Some groups of oceanic animals, such as cephalopods, are highly skiing to scientific nets. Occurring in big areas such the Southern Ocean, the task of discover their habitat is a hard task. However, better than scientists, predators are excellent in the task of catching them. With a huge role in Antarctic ecosystem it is priority to increase the knowledge of their ecology. For that, and using their predators as biological samplers, several techniques have been used to achieve this goal.

Attaching several devices to Wandering Albatrosses Diomedea exulans, GPS and Temperature Stomach Probes, and relating with the stomach content in the end of each trip, it was possible to describe the position of several squid species in the region of South Georgia.

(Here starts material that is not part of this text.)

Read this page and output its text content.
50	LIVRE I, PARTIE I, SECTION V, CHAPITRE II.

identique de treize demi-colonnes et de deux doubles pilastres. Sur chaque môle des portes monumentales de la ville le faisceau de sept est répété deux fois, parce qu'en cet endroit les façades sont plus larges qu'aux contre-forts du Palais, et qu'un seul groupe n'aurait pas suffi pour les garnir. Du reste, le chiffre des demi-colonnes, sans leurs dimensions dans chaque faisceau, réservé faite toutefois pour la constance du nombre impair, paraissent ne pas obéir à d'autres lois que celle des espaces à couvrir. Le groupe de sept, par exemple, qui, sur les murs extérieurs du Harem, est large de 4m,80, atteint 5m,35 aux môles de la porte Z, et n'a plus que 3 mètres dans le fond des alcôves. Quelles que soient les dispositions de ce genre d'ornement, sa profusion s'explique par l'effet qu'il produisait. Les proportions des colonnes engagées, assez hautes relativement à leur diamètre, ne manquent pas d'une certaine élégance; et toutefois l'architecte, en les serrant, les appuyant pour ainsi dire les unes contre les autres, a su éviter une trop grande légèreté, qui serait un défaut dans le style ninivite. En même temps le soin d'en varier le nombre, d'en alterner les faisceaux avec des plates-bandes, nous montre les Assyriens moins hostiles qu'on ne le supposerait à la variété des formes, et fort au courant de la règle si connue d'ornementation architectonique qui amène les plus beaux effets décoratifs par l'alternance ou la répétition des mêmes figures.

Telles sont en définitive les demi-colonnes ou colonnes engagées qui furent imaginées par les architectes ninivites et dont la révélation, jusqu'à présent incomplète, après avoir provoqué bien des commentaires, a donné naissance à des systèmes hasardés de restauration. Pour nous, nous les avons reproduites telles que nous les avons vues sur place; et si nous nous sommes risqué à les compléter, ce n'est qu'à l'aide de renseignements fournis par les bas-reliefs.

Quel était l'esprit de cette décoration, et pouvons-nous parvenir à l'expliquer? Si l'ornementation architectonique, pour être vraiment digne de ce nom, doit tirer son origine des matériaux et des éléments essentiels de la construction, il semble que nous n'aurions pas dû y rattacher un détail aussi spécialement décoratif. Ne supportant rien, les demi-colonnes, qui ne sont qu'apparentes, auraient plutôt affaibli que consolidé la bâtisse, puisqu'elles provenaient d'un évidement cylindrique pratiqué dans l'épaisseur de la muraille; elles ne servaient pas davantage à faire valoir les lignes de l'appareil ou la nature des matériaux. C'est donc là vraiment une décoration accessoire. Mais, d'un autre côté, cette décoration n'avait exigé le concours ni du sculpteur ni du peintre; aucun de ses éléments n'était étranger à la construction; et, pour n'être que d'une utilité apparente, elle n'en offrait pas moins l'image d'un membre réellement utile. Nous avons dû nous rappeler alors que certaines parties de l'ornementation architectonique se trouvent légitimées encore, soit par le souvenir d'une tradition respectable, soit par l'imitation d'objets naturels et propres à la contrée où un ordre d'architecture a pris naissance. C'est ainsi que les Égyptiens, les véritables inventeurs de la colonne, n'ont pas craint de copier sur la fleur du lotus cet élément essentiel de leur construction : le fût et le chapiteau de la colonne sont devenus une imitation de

Adult Wandering Albatross and its chick.
GPS (left) and Temperature Stomach Probe (right).

Squid distribution was described in relation to their position relatively to oceanic fronts [1], revealing that this method is reliable and it can be used to increase the knowledge of this ecological important group of the Southern Ocean. Also, and due to results obtained by stomach probe it was possible to determine the size of each individual, turning this method very useful to cephalopods, but also to other species such as fish.

Squid distribution. Thick coloured lines are the oceanic fronts, green: Subtropical front, red: Subantarctic front, white: Antarctic Polar Front. Slim white line represent the foraging trips of the albatrosses.
Graph obtained from Stomach Probes.

[1] Oceanic fronts – oceanic zones that divide water areas with different characteristics, such as temperature.